What does our online data say about who we are? That's the question at the heart of Christian Rudder's best-selling book Dataclysm: Who We Are (When We Think No One's Looking), released earlier this year. Rudder is co-founder and president of the online dating site OkCupid, which serves as the source of many of his analtics. In fact, Dataclysm is a work very similar in subject matter to the OkTrends blog he maintained for several years at OkCupid. The popular blog offered a unique brand of social analysis relying on statistics gathered from the site's userbase. Dataclysm continues in this vein while also speaking to how data scientists have become a newest breed of demographers. Rudder offers some examples of his findings in today's featured Big Think interview:

                                                                                               

       

Several of Rudder's initial observations appear to substantiate commonly held perceptions of heterosexual dating:

"You see that men are the kind of pursuers in relationships at a four to one ratio and kind of correspondingly, women, because they're getting four messages to every one they send out, like they respond a lot less and response rates track directly with how hot the writer was, is."

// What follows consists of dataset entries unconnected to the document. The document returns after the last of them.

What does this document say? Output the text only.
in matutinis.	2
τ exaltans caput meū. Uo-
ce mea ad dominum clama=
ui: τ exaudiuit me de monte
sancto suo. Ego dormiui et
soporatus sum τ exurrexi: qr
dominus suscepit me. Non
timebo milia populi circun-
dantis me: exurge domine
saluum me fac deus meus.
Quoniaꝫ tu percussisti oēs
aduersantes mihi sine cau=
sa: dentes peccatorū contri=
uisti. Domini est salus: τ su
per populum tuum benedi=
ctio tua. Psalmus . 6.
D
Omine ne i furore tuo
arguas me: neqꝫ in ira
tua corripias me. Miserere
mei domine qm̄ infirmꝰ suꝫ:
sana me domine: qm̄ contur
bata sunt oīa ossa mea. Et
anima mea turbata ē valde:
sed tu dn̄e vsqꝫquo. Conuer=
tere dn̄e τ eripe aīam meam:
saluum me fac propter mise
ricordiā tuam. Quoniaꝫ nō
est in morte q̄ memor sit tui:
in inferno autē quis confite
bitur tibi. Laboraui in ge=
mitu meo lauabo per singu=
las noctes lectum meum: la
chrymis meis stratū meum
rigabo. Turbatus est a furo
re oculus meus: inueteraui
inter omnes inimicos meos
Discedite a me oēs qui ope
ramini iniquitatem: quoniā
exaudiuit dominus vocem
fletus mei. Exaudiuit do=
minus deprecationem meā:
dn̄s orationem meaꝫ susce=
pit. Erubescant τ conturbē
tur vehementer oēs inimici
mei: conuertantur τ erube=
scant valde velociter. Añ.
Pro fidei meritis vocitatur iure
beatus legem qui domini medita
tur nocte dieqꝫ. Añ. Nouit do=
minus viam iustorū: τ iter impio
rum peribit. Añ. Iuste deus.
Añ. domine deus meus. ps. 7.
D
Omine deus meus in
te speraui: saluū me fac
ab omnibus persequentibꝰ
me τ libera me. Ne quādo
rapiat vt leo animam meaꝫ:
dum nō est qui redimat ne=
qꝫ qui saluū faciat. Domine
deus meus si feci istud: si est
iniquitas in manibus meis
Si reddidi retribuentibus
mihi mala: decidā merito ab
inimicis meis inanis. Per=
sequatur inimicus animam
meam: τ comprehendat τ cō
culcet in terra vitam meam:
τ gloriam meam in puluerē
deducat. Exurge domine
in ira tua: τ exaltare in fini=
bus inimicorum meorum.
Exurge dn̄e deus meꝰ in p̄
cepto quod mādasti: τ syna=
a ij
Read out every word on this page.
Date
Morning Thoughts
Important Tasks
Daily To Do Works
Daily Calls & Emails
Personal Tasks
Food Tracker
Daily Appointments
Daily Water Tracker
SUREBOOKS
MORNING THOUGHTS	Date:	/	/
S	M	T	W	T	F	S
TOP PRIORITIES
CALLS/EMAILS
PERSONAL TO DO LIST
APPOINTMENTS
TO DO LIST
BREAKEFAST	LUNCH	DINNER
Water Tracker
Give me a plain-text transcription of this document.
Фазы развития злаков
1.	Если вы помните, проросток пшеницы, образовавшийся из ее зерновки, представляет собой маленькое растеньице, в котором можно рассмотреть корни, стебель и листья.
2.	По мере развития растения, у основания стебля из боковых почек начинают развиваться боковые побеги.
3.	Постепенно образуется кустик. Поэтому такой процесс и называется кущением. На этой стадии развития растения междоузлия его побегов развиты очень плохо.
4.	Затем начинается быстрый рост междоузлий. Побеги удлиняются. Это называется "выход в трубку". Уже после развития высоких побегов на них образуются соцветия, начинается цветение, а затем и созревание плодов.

Beneath the surface though, there are some surprising behavioral trends revealed through Rudder's unique access to data such as message length, time spent composing messages, and message response rates:

"You also see that once people start talking and they establish a rapport, which for OkCupid is four messages going back-and-forth, that attractiveness kind of goes out the window at that point. Your personality takes over after the fourth message." 

Rudder also takes note of implicit racial biases among OkCupid users, all in spite of the site's politically progressive demographics:

"We're all highly coastal. Very little red state, very blue. On a piece of paper OkCupid should be a very progressive place... But the data that we have, you know, black users get three quarters of the messages, the positive votes. They're attractiveness rating are three quarters of an average white user, or Latino user for that matter. They get replied to about three quarters of the time. It's pretty blanket."

What Rudder is saying is that black users are only 75% as likely as white or Latino users to get positive feedback from other people on the site. Asian men experience similar stats, though not Asian women. Rudder compared his OkCupid data to stats from other sites like Match.com and DateHookup. He found that these percentages stayed true across the board. This isn't a matter of small sample sizes; data from those three sites is drawn from 30 million people. Rudder notes that this is about half of the United States' "single-and-looking" population.

Rudder goes on to comment on other trends he's spotted in his data. Shorter, more concise messages on OkCupid tend to do better than longer ones, though not by a huge margin. Copy/pasting the same message to multiple users is probably the best strategy for achieving a high return per units; it's certainly more effective than sending a unique message to every person you connect with. Rudder makes sure to note that, even though these bits of info are interesting in their own right, the truly fascinating piece of this puzzle is how all these observations were derived from social media user stats. Outside of a government census, when in history have we ever had the ability to collect data from such a large pool of people and draw conclusions about the nature of society and human behavior?

"It's the best data set in the world because it's people, all strangers, all making judgments of one another, all probably trying to sleep with each other, which also adds a certain piquancy to the whole thing. So, you know, you look at the data and you really get a kind of special window into people's psyche."